(openPR) Egal für welche Möglichkeit sich ein exportierendes deutsches Unternehmen entscheidet, um seine Präsenz in Frankreich zu etablieren, eines ist sicher: Die Qualität des Agenten, Vertreters, Importeurs oder Distributors ist der Faktor, der bestimmt, ob diese von Erfolg gekrönt oder zum Scheitern verurteilt sein wird.
In der Regel werden in Frage kommende Mitarbeiter nach folgenden, klassischen Auswahlkriterien beurteilt: Wie sind die Kenntnisse über den Markt und dessen Akteure und welche unternehmerischen Qualitäten sind vorhanden. Meist geht man davon aus, dass ausreichende Sprachkenntnisse sicher zu stellen vermögen, dass ein Mitarbeiter auch ein erfolgreicher Repräsentant im Ausland sein wird.
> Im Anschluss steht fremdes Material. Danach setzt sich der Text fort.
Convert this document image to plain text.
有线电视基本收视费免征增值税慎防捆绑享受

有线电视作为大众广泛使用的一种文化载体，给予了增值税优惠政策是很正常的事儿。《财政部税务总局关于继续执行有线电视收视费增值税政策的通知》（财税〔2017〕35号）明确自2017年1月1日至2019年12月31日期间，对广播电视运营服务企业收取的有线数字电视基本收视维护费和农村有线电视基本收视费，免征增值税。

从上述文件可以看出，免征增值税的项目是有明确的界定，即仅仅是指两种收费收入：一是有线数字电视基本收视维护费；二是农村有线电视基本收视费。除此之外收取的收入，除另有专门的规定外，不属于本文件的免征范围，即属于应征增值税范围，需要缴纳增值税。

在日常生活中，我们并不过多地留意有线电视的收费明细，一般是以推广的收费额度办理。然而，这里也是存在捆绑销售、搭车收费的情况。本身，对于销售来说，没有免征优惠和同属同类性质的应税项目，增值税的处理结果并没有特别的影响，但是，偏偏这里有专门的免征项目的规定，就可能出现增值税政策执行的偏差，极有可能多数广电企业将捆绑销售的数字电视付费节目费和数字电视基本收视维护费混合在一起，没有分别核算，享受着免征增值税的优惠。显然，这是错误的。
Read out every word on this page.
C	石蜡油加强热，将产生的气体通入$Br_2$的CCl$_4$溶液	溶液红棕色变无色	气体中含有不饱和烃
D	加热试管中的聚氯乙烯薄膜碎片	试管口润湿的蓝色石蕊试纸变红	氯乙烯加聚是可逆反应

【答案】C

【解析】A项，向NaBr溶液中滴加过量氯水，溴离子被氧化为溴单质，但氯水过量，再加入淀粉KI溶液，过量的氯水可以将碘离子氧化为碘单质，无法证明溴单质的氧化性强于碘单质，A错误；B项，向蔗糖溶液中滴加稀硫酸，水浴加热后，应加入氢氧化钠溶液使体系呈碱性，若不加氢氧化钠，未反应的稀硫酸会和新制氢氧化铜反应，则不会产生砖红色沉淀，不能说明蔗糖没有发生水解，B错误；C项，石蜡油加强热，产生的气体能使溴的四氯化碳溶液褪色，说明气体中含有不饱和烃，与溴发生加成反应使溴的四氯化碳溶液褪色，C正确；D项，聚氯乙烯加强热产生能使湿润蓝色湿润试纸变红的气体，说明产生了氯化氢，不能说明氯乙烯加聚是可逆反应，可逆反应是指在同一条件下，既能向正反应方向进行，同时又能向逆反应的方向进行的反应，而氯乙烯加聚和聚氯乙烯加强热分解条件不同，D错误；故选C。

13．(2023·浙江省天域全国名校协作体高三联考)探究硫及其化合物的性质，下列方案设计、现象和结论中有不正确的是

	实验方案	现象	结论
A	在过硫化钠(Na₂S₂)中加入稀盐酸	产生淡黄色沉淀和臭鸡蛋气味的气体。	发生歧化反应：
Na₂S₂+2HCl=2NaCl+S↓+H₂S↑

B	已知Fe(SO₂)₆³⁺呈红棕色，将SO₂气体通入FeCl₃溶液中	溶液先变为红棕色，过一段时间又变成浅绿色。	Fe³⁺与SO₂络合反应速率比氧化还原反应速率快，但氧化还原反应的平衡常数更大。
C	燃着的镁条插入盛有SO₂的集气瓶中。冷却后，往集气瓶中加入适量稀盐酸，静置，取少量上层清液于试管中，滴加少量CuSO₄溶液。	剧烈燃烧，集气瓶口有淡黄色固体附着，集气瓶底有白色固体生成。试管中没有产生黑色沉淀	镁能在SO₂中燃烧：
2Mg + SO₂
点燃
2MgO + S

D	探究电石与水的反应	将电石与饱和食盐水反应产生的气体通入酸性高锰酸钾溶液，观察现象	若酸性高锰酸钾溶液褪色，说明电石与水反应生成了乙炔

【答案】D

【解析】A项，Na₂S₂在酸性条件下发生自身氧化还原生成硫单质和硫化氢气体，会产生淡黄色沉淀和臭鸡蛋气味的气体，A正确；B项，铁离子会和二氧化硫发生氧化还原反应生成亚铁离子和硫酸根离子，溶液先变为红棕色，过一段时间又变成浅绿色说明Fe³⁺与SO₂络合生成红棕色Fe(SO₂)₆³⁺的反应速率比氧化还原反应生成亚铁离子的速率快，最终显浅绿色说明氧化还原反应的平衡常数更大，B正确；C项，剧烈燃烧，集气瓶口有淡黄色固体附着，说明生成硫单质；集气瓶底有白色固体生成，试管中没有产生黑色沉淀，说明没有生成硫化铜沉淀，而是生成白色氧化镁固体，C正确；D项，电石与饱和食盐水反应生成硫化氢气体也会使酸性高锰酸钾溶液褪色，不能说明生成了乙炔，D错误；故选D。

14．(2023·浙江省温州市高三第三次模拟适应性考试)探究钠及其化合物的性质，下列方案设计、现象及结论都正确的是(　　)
Hierbei wird der Aspekt der interkulturellen Kompetenz vernachlässigt, der sich aber häufig als Schlüsselfaktor für einen dauerhaften Erfolg bei einem Engagement in Frankreich erweist. Hinter diesem Begriff verbirgt sich die Gabe, eine reibungslose Kommunikation herzustellen zwischen zwei Partnern unterschiedlicher Herkunftsländer. Dazu muss der Betreffende die wesentlichen Unterschiede in Rhythmus, Mentalität, Managementstil, Struktur und Prozesse in Frankreich und Deutschland nicht nur kennen, sondern verinnerlicht haben. Fremdsprachenkenntnisse auf verhandlungssicherem Niveau reichen in der Regel nicht aus; nachweisbare Verankerung des Kandidaten im operativen Geschäft auf beiden Seiten des Rheins sind unabdingbar.
Es gibt mehrere Wege diesem Thema zu begegnen. Empfehlenswert ist es, sich im Vorfeld zur Personalsuche auch Gedanken zum Thema interkulturelle Kompetenz zu machen und dieses Kriterium mit in das betreffende Stellenprofil aufzunehmen. Entweder beauftragt das Unternehmen einen externen, auf den deutsch-französischen Kontext spezialisierten Dienstleister, der auch diese Kompetenz wirklich bewerten kann und die Selektion übernimmt oder aber er lässt sich zumindest bei der Beurteilung der eingegangen Bewerbungen beraten. Dieser „präventive“ Ansatz ist der Garant dafür, dass ein exportierendes Unternehmen auf einen Mitarbeiter bauen kann, der sowohl die Belange der deutschen Mutterfirma vertreten wie auch die Interessen der französischen Geschäftspartner, Kunden und/oder Agenten verstehen kann.